What happens if this data contains bias in favor or against a particular group? What if it makes outdated or even harmful assumptions about different groups? What if it doesn't even consider certain groups at all?

Your AI systems will end up making predictions that contain those biases.

Think about how this can go wrong using the hiring process as an example.

Let's say a company hasn't been very diverse in its hiring practices. All the company's employees are white.

The company wants to use AI to find top performers to hire. So they take all the data on their best employees from the last five years. Everything you can think of, including demographic data. 

They train the machine to identify top performers based on the data. The machine begins to flag which resumes the company should review and which it should reject.

The machine begins to flag all non-white candidates for rejection because they lack a typical pattern among top performers: they don't look like them.

The machine isn't self-aware. It's not malicious. It only knows what information the company gave it. All the machine knows is that non-white candidates don't look like top performers.

It's a simple, fictitious example. But don't think this doesn't happen or can't. In 2019, Apple used AI to determine how large a credit line each applicant for its credit card product should get. Because of bias in the data, it ended up discriminating against women.
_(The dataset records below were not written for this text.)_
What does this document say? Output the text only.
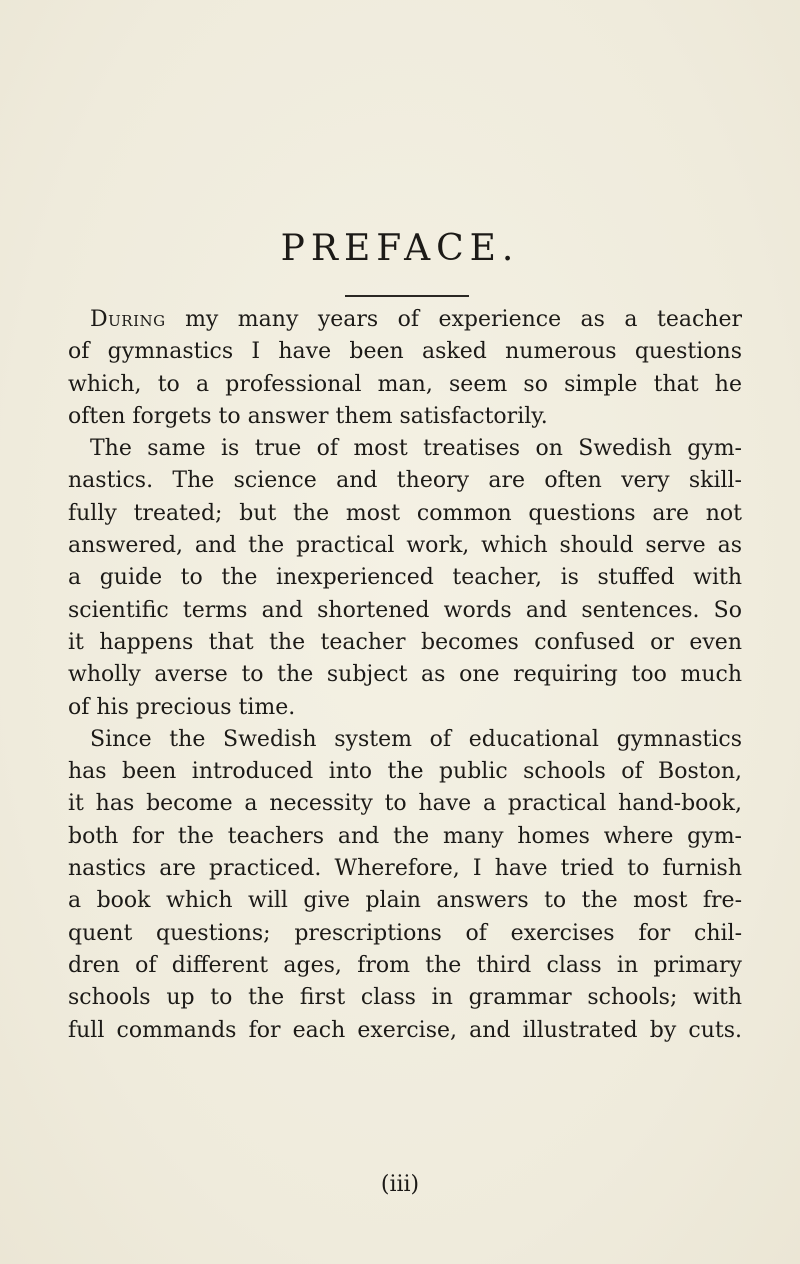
PREFACE.
During my many years of experience as a teacher
of gymnastics I have been asked numerous questions
which, to a professional man, seem so simple that he
often forgets to answer them satisfactorily.
The same is true of most treatises on Swedish gym-
nastics. The science and theory are often very skill-
fully treated; but the most common questions are not
answered, and the practical work, which should serve as
a guide to the inexperienced teacher, is stuffed with
scientific terms and shortened words and sentences. So
it happens that the teacher becomes confused or even
wholly averse to the subject as one requiring too much
of his precious time.
Since the Swedish system of educational gymnastics
has been introduced into the public schools of Boston,
it has become a necessity to have a practical hand-book,
both for the teachers and the many homes where gym-
nastics are practiced. Wherefore, I have tried to furnish
a book which will give plain answers to the most fre-
quent questions; prescriptions of exercises for chil-
dren of different ages, from the third class in primary
schools up to the first class in grammar schools; with
full commands for each exercise, and illustrated by cuts.
(iii)
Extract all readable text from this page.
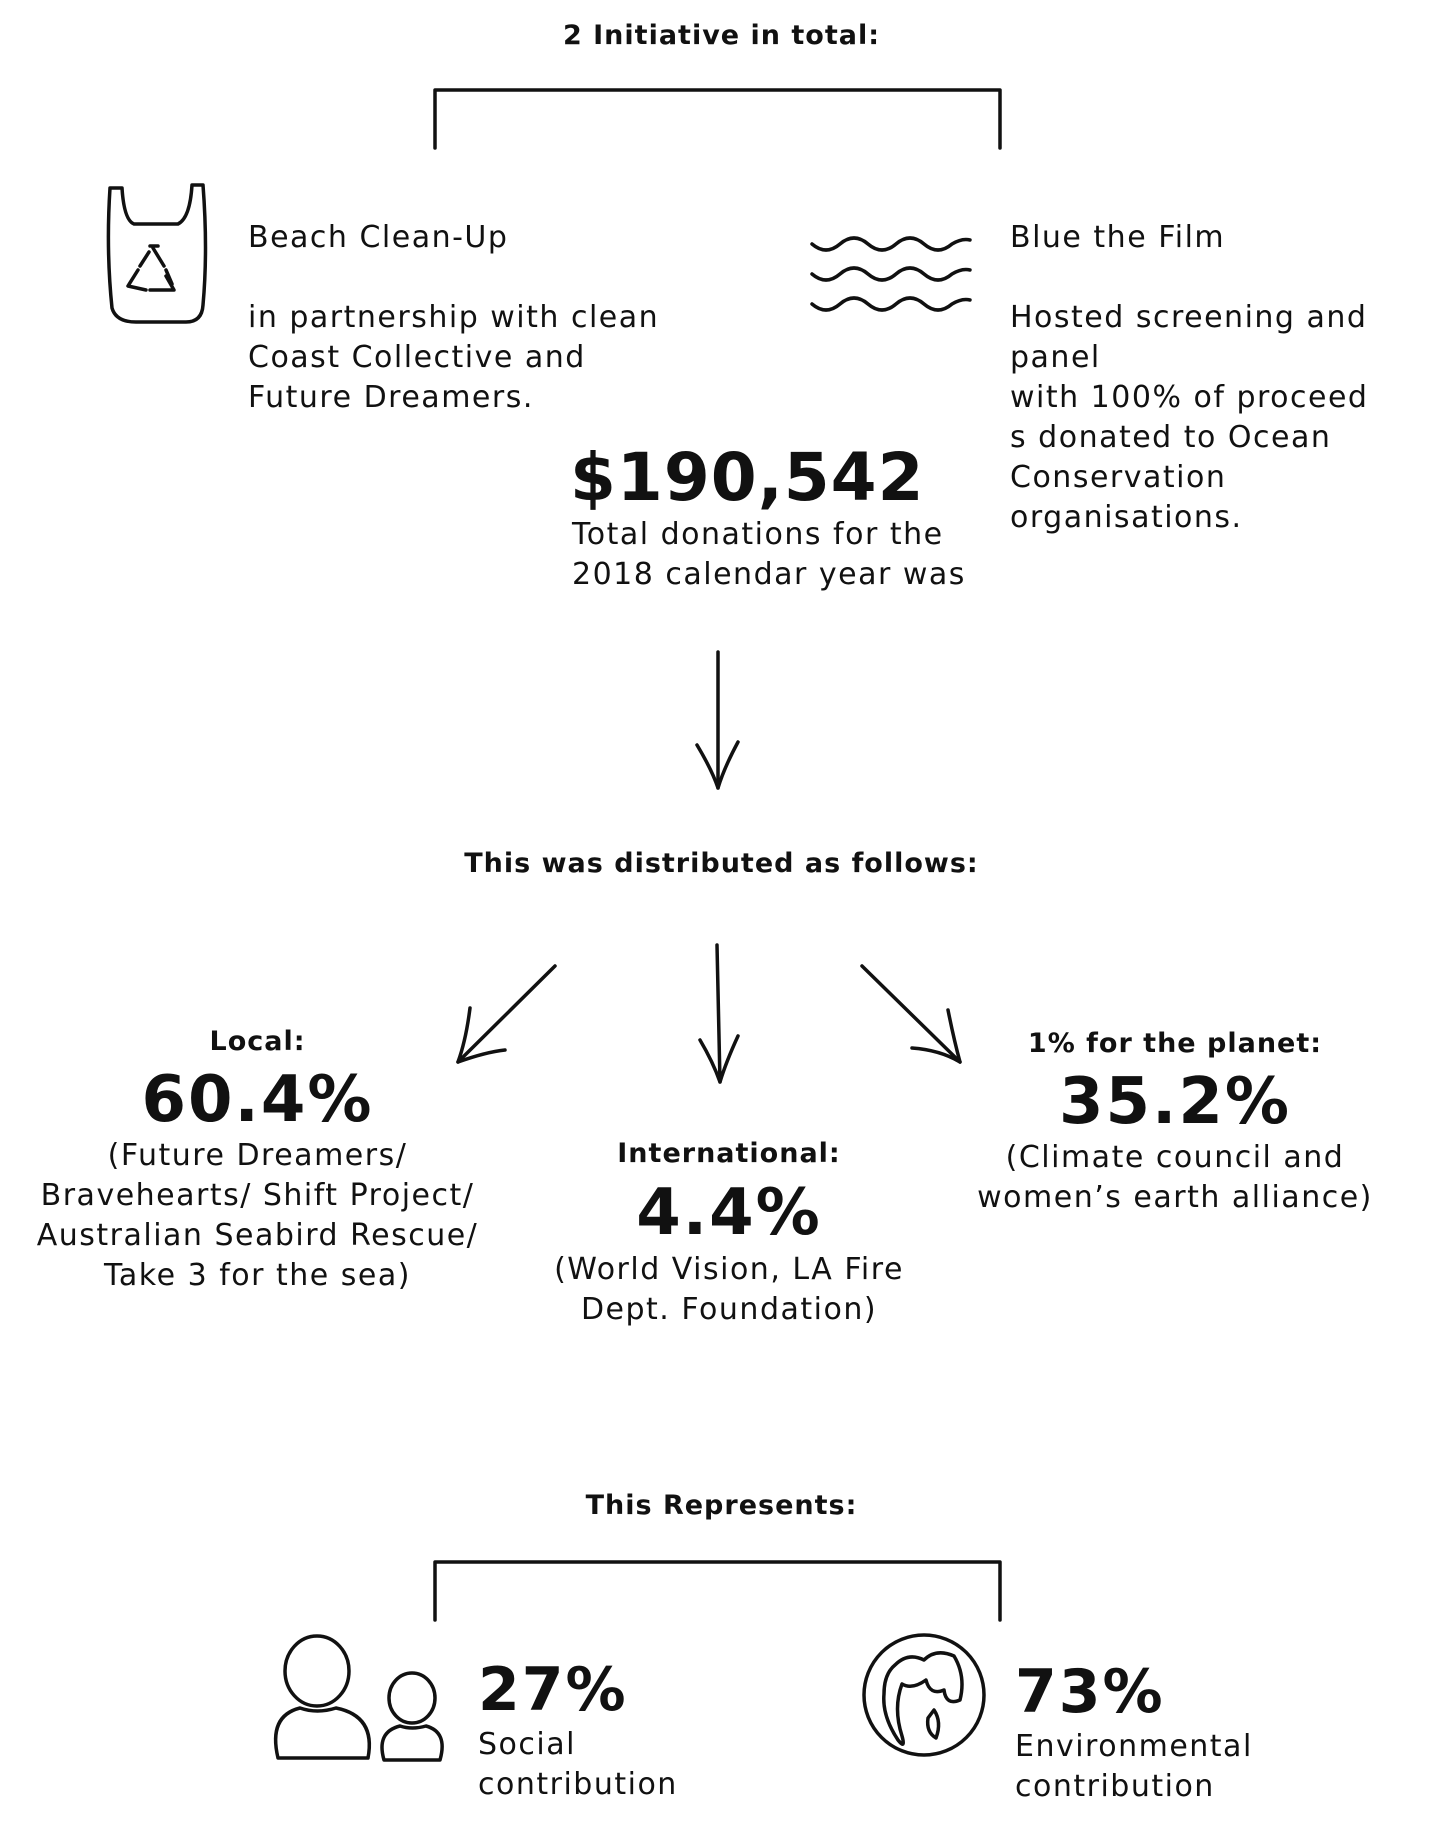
2 Initiative in total:

Beach Clean-Up

in partnership with clean
Coast Collective and
Future Dreamers.

Blue the Film

Hosted screening and panel
with 100% of proceed
s donated to Ocean
Conservation organisations.

$190,542
Total donations for the
2018 calendar year was
This was distributed as follows:
Local:
60.4%
(Future Dreamers/
Bravehearts/ Shift Project/
Australian Seabird Rescue/
Take 3 for the sea)
International:
4.4%
(World Vision, LA Fire
Dept. Foundation)
1% for the planet:
35.2%
(Climate council and
women’s earth alliance)
This Represents:
27%
Social
contribution
73%
Environmental
contribution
3. Make sure you use AI responsibly.

It's not just about the data. We all have responsibilities, too. 

With AI, we can learn more about consumers than ever before. We can discover their beliefs, interests, fears, and desires. We can use that information to manipulate them. We can make predictions about their behavior. We can trigger those behaviors in ways that are unethical.

We must focus on using these superpowers for good. There are bad actors out there. Organizations use AI to take shortcuts to hack marketing and affect peoples' emotions and behaviors.

Instead, we need to use these superpowers to drive personalization and convenience for consumers.

If we don't, AI can go very wrong. 

If we do, we can create incredible things with AI.

To use AI for good, we can't forget there are people on the other end. When we remember that, we end up doing good for others, ourselves, and our brands.